I dreamed I saw Joe Hill last night.
I didn’t really. What I actually dreamed was that I had been selected to bat for England, but that we had run out of daylight before I was going to get my only chance, and I had forgotten to bring my bat. And I had turned up late, anyway. But Joe Hill was stuck in my brain because I had listened to the Joan Baez song whilst washing up and just before I went to bed.
Joe Hill previously appeared in my life twice. First when I was a soldier in Belfast in the early eighties with a weird passion for protest music, the further left the better. This spread into Irish Republican music, which habit was helpfully subsidised by a friendly RUC officer giving me old vinyl records that had been confiscated from the local pubs and clubs. Even then, I appreciated the delicious irony of my wandering round Belfast with a gun on the one hand, only to be listening a few hours later to songs about people trying to kill people like me who were wandering round Belfast with a gun. I have them still, but somewhere deep in a box in the loft.
Joe Hill (1879-1915) was a celebrated union organizer in the United States at the turn of the century, who was eventually shot by firing squad at the age of 36. In tune with the habit of both left and right to overlook any dark side of their heroes’ characters, Joe Hill was in fact a philandering, bullying convicted murderer whose sole saving grace was that he was quite good at getting up the noses of the mining bosses from San Diego to Maine. And in tune with all good heroes, he was immortalized in a song written in 1936 but made famous by Joan Baez a quarter of a century later, and revered by the American liberal left ever since.
The second time he appeared in my life was in 2005 in the Ford Motor Museum in Detroit, where they had a special room set aside for ‘music of the civil rights years’ to which, when my family were busy looking at Kennedy’s car and Rosa Park’s bus, I duly headed off for a quick sing. The room was damp with meaningand nostalgia of a type that only Americans can produce, but it amused me that the only person in the room who knew the words to We Shall Overcome,A Change is Gonna Come and Joe Hillwas a white, middle class politically inactive ex army officer from Britain. Everyone else just mumbled, albeit with deep love and commitment.
But now he’s back. Back in my life for a third time.
There is nothing like having a bit of time on your hands to ponder what it is you think about things. You don’t just sit down one day and do this as some sort of planned activity, but it happens as a corollary of reading articles more than ever before, and then thinking about them on endless dog walks.

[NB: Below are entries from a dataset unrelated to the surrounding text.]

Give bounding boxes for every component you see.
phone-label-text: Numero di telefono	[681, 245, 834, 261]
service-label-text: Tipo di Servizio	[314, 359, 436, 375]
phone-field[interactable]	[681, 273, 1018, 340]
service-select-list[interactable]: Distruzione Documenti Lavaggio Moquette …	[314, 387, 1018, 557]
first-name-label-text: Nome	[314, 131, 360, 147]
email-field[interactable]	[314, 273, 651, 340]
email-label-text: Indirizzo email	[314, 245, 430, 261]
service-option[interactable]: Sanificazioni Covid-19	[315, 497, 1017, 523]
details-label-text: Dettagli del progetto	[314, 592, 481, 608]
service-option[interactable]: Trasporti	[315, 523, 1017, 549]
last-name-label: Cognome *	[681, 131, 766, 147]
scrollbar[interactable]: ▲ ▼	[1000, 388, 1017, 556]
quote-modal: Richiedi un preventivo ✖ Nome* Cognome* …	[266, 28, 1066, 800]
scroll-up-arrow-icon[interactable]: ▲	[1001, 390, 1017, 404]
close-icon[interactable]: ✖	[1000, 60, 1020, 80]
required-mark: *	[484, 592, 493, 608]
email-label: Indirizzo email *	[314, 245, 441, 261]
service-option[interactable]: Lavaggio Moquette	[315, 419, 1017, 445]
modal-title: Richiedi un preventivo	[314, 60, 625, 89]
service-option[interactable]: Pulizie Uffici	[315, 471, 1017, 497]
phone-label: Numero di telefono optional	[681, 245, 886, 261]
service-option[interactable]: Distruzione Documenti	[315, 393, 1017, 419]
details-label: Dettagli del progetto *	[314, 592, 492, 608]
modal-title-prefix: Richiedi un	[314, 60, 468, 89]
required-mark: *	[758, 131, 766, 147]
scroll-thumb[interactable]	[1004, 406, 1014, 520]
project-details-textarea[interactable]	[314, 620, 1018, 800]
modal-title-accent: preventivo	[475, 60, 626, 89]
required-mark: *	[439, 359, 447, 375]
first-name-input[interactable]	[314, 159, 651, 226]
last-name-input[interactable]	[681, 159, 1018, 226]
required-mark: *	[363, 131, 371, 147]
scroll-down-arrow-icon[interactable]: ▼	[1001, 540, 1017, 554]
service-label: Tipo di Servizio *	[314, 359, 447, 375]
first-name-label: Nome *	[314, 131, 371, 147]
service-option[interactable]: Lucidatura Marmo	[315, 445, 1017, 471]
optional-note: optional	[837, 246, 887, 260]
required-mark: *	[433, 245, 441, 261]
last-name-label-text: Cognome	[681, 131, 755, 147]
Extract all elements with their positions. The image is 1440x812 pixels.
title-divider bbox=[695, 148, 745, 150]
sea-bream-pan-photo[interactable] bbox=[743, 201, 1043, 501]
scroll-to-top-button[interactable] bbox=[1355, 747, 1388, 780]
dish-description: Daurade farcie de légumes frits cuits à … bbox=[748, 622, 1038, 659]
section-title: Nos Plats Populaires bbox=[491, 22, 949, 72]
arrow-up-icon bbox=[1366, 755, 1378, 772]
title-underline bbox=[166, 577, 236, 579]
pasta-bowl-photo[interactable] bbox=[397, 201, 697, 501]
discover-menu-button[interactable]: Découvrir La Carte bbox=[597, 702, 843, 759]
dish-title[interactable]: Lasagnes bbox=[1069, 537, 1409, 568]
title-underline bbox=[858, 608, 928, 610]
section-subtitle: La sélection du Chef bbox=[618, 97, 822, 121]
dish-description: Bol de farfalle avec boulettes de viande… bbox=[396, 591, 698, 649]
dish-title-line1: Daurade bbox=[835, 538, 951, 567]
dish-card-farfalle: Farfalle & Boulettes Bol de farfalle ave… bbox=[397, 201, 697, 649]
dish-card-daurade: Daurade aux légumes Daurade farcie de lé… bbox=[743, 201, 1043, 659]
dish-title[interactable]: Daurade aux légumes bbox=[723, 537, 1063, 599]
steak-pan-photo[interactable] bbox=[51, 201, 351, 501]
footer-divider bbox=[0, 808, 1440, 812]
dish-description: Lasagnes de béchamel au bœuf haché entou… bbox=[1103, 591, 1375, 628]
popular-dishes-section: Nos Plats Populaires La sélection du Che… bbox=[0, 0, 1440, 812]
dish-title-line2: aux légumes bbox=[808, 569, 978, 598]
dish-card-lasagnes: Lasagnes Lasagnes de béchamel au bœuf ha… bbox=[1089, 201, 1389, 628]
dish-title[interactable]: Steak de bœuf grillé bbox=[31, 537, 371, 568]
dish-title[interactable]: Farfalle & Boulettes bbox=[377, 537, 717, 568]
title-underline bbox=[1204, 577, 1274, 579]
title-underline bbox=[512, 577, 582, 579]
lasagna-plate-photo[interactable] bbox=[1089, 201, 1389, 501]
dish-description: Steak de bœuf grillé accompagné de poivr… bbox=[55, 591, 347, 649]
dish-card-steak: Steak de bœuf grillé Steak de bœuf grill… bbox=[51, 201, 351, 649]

And if there was one thing that Joe Hill was good at, it was organizing people to fight together for a better future, and not to accept that they would always be under the heel of the establishment, in their case, the bosses. Odious individual though he might have been, he successfully taught us, as others have throughout history, that we are stronger together than alone.
I still belong to the optimistic half of society that believes that the reasons that humans will continue to flourish is that we have always found ways of sorting out our problems and that, despite what the Daily Mail implies year after year, we have never been healthier or safer than we are now. And the older I get, and the more I read, the less I actually know what to think about a whole range of stuff from Brexit to knife crime. I don’t even know whether to fear the likely Premiership of an apparent Anti-Semite who, ironically, was giving comfort to those people in Belfast who were cheerfully trying to kill me all those years ago. But I do know one thing, which is that, whether we have Corbyn, May or anyone else as our next Prime Minister, they will have incrementally less power to influence our lives for the good and bad. Because that power has largely been ceded to corporations, many of whom are now bigger in their own right than medium sized countries.
It doesn’t matter if it is Volkswagen fiddling diesel emissions, Kelloggs fighting against telling us how much sugar is actually in our cereal, or any tech company deliberately enticing us as early as the age of two into the joyless dopamine-led inactivity of utter dependence on our mobile phones, they are starting to own us. Above all, they own our information. So, in the rare possibility that you have read this far, the fact of your having done so, mixed with the content of this blog, will have subtly deepened the available pool of information out there on you, to be utilised, we hope, innocently enough. But we wouldn’t bet on it, not least because if Vladimir Putin can access it to swing elections, who the hell else can?
And I just found myself wondering what Joe Hill would do. And when.